From expanding Pre-K to 3-year-olds to offering trade schools, South Texas districts are working to connect kids with programs that further their education.

CORPUS CHRISTI, Texas — The United Nations General Assembly proclaimed January 24 as International Day of Education. According to unesco.org, 244 million children and youth are without school, and 771 million adults are illiterate. The theme for 2023 is "to invest in people, prioritize education." School districts across the Coastal Bend have programs to help expand the education for children in the area.

At Corpus Christi ISD, Metro Elementary School of Design and Zavala Elementary School are opening up their doors to 3-year-olds. All campuses have programs for 4-year-olds, but officials at CCISD have hope to expand Pre-K next school year. 

Dr. Cynthia Hernandez, the Elementary Curriculum and Instruction Coordinator, tells 3NEWS Students will learn early math, reading and social skills. 

"Learning how to interact, how to behave, how to say please and thank you, how to function in school," Dr. Hernandez said. "Its really sets kids apart when they get this opportunity to attend pre-kindergarten." 

On Saturday, February 18, CCISD will hold a Pre-K registration Event from 8 a.m. until 2 p.m. at the CCISD Instructional Resource Center. 

CCISD students are also learning how to set sail without leaving the building. The 2022-2023 School year is the first year for the Maritime Studies Program. The program is designed to teach students about working on jobs on the water and at the port by providing hands on experience. Students will also be able to receive an industry-based certification. 

Principal Robert Arredondo spoke with 3NEWS about the program.

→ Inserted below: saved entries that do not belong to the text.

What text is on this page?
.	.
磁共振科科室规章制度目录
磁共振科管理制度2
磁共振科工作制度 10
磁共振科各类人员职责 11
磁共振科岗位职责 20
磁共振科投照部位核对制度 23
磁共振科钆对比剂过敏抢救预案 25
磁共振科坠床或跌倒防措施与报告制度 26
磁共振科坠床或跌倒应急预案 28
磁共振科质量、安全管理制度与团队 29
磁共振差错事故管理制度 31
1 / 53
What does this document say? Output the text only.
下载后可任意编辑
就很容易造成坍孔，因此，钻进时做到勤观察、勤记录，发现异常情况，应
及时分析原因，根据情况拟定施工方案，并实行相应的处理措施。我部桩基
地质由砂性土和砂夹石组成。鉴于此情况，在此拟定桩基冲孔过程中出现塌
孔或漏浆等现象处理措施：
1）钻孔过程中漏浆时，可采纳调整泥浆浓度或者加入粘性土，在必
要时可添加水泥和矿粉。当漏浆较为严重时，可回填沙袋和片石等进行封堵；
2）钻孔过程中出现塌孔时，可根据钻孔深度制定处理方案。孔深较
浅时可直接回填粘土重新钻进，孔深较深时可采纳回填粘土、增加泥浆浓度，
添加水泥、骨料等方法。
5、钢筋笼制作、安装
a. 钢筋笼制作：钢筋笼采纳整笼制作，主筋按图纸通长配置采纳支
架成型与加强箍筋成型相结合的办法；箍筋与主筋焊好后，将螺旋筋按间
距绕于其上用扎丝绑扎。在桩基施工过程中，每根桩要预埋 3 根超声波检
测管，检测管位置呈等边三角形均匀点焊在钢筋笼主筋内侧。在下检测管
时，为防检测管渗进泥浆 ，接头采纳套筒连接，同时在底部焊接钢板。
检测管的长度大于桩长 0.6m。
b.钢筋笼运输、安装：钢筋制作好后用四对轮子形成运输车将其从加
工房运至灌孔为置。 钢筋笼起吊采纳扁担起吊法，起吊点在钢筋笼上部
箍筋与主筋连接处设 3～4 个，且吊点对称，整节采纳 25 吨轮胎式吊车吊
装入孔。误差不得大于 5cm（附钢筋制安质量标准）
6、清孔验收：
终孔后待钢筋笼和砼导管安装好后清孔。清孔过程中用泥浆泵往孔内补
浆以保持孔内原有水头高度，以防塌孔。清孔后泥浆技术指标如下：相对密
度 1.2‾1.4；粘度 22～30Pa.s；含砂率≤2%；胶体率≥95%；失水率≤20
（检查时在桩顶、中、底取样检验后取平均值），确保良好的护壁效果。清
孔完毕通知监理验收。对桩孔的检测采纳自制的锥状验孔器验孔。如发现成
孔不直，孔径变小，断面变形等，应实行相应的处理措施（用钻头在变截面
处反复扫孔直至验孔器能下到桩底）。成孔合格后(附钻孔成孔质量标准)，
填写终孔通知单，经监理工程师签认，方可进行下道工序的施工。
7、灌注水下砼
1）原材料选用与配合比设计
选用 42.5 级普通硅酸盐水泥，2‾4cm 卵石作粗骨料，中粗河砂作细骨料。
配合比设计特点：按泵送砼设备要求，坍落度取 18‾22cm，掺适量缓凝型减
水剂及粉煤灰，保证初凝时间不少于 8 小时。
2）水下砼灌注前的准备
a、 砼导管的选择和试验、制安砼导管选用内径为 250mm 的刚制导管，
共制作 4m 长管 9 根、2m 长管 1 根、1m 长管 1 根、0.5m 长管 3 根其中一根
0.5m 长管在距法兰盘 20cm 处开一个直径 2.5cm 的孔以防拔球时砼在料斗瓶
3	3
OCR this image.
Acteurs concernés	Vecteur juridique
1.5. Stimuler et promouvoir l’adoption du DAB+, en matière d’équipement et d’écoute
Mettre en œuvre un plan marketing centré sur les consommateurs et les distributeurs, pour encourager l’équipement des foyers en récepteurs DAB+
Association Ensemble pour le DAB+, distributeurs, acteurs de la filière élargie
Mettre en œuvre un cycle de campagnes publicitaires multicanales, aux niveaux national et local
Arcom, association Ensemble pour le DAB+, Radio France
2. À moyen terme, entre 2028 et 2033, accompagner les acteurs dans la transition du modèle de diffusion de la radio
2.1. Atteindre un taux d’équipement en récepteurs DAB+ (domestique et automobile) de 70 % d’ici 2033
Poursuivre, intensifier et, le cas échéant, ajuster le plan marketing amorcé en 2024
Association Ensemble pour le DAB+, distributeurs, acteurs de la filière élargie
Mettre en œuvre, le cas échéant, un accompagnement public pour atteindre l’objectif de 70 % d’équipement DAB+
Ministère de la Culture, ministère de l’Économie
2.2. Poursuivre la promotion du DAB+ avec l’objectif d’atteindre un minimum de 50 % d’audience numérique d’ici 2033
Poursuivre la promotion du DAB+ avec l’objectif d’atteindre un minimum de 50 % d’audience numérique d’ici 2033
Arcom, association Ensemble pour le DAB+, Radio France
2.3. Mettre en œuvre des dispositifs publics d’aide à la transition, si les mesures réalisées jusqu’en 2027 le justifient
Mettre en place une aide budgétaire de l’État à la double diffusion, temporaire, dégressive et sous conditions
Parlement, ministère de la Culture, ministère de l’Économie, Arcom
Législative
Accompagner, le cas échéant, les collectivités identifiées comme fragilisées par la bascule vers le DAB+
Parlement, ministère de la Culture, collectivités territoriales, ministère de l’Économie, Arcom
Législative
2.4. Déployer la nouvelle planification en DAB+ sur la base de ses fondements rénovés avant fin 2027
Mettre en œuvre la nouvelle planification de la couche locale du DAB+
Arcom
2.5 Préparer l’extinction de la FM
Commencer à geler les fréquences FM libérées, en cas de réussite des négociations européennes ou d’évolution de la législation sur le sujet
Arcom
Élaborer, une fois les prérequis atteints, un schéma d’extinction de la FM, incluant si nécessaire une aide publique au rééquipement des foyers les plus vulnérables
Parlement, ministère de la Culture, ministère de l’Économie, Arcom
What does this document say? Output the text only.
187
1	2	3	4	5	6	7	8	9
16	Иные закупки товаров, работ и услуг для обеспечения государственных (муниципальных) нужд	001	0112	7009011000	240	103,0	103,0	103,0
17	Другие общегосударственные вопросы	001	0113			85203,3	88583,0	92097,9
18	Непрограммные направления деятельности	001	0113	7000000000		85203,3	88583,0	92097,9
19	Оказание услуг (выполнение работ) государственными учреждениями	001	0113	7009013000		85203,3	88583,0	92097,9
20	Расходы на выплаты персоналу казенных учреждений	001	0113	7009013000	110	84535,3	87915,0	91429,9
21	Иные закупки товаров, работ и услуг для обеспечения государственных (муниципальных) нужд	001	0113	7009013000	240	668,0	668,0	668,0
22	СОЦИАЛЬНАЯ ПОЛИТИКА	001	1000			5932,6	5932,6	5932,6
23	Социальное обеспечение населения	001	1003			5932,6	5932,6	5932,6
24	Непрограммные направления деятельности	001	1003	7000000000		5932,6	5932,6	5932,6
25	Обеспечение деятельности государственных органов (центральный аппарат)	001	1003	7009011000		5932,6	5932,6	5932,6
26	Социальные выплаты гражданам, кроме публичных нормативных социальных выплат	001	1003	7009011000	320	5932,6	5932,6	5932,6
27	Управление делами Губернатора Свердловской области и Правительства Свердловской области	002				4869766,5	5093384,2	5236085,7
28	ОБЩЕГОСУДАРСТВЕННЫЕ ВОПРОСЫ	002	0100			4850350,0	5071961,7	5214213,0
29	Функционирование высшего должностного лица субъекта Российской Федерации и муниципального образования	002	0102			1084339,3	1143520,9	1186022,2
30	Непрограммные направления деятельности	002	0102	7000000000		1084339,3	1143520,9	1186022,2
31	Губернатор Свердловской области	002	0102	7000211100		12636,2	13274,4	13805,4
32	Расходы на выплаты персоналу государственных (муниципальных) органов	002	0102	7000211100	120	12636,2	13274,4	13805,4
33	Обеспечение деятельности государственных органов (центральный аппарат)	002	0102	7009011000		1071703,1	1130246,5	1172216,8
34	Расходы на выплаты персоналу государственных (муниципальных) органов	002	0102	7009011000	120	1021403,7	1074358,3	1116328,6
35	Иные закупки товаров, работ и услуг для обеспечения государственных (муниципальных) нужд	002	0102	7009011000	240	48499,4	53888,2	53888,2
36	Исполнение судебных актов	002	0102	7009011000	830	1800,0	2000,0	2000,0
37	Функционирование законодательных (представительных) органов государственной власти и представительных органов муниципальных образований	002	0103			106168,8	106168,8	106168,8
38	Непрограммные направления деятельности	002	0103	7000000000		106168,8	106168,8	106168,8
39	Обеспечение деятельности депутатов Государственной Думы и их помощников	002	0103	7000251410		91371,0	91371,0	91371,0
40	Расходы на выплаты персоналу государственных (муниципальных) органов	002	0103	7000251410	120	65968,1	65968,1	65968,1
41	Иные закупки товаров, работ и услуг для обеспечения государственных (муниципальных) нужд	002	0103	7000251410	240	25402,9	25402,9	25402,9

"It's an exciting program for all students in the Coastal Bend community because all students can take part in it," Arredondo said. "And it's something new and our goal as educators is to create meaningful, relevant education that's going to be responsive to the needs of the community." 

The program is expected to contribute manpower to the area.

You can't speak about bettering education, without College and Trade Schools. The Texas Association of Black Personnel in Higher education is working to make sure all kids have access to higher learning through preparing them for the ACT and SAT. Tina Butler with the organization says they help provide resources to become available to those who want to prepare for any kind of standardized testing. 

Robstown ISD School Board President says College is not for everyone, but there are opportunities students can use to better themselves after high school. The district is offering Trade Schooling through a new welding facility that prepares students for life without college.

"College is great. I support college 100%," Lori Garza explained to 3NEWS. "But not everybody goes to college. It's not for everyone." 

CCISD is also turning the Old Mary Carroll High School campus is turning into a career and technical hub. The district says the facility could include programs for manufacturing and industrial engineering to refinery firefighting and a training program for first responders.